A/Prof Hamilton-Williams: I first got interested in T1D research when I was choosing a Ph.D. project. I was very interested in selecting a topic aimed at solving a real-world problem affecting people. I was lucky enough to have the opportunity to work on an immunology-focused project that was trying to identify the root causes of T1D linked to immune T cells attacking the pancreas. Since then, I have continued working on T1D, and am excited my research is starting to see an impact in people.
How did the idea for this clinical trial come about?
Dr Marino: The study stemmed from previous preclinical research from my lab. My work previously showed that a plant-based dietary supplement could decrease the autoreactive immune responses and prevent autoimmune diabetes in mice. We also demonstrated that T1D protection happened by significantly increasing metabolites called short-chain fatty acids (SCFAs).
The idea was to progress the preclinical findings into human studies. So, with the support of JDRF and together with Associate Professor Emma Hamilton-Williams from the University of Queensland, Dr. Kirstine Bell, Associate Professor Sonia Saad from the University of Sydney, and Dr. Esteban Gurzov from Université libre de Bruxelles, we designed a clinical trial to examine whether those exciting preclinical findings could be translatable to humans.
What was the supplement used in this clinical trial and how does it link to our immune system?
A/Prof Hamilton-Williams: The supplement is a type of fibre called a resistant starch derived from maize. It is healthy food for your gut microbiota! So, the bacteria ferment the fibre which then delivers high acetate and butyrate concentrations in the gut and blood. Acetate and butyrate are produced by many healthy foods like fruits and vegetables and are a source of energy for the gut cells. They have many known beneficial effects on the body, particularly improving gut health and strengthening the immune system.
What’s exciting about these results for people with T1D?
Dr Marino: We found that people with the most significant increase in acetate, propionate, and butyrate showed changes in the immune cell status and had the best glucose control during the study. This means the dietary supplement we used may be helpful to enforce immune regulation earlier in the disease process. Therefore, this dietary supplementation may represent a safe and inexpensive therapy for newly diagnosed or high-risk individuals with T1D.
What are the next steps for this research?
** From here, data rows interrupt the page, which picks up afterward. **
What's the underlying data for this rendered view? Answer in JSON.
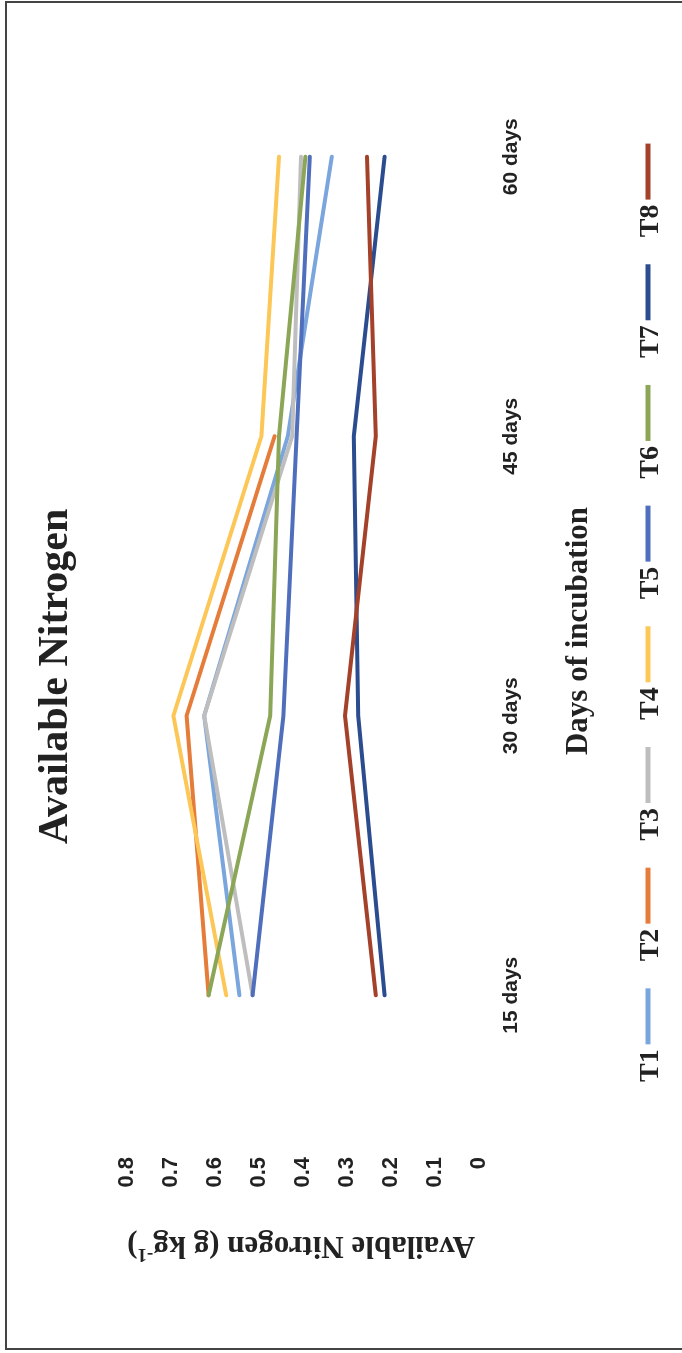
{
  "chart_data": {
    "type": "line",
    "orientation": "horizontal",
    "title": "Available Nitrogen",
    "xlabel": "Available Nitrogen (g kg$^{-1}$)",
    "ylabel": "Days of incubation",
    "categories": [
      "60 days",
      "45 days",
      "30 days",
      "15 days"
    ],
    "xlim": [
      0.8,
      0
    ],
    "xticks": [
      0.8,
      0.7,
      0.6,
      0.5,
      0.4,
      0.3,
      0.2,
      0.1,
      0
    ],
    "grid": false,
    "legend": "right",
    "marker": "none",
    "line_style": "solid",
    "series": [
      {
        "name": "T1",
        "color": "#7aa5dd",
        "values": [
          0.33,
          0.43,
          0.62,
          0.54
        ]
      },
      {
        "name": "T2",
        "color": "#e57c3a",
        "values": [
          null,
          0.46,
          0.66,
          0.61
        ]
      },
      {
        "name": "T3",
        "color": "#bebebe",
        "values": [
          0.4,
          0.42,
          0.62,
          0.51
        ]
      },
      {
        "name": "T4",
        "color": "#fcc757",
        "values": [
          0.45,
          0.49,
          0.69,
          0.57
        ]
      },
      {
        "name": "T5",
        "color": "#4f6fbd",
        "values": [
          0.38,
          0.41,
          0.44,
          0.51
        ]
      },
      {
        "name": "T6",
        "color": "#8ca657",
        "values": [
          0.39,
          0.45,
          0.47,
          0.61
        ]
      },
      {
        "name": "T7",
        "color": "#2b4c8f",
        "values": [
          0.21,
          0.28,
          0.27,
          0.21
        ]
      },
      {
        "name": "T8",
        "color": "#a4412a",
        "values": [
          0.25,
          0.23,
          0.3,
          0.23
        ]
      }
    ]
  }
}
Dr Marino: The next step is to progress to larger clinical trials, continue doing more preclinical work and ultimately make this product available to the community. My team is ready to progress to a phase II clinical trial in newly diagnosed children with T1D. Also, we are investigating whether the supplement can prevent inflammatory kidney disease in people with long-standing T1D. These studies will determine if the supplementation can help preserve beta-cell function via modulation of the immune response and switch off the inflammatory process in the early stages of kidney disease.
A/Prof Hamilton-Williams: In collaboration with Dr Dana Signal and Dr. Mark Harris from the Queensland Children’s Hospital, I’m also conducting a pilot clinical study testing alternative starches from other plant sources in children with T1D (funded by the Australasian Paediatric Endocrine Group).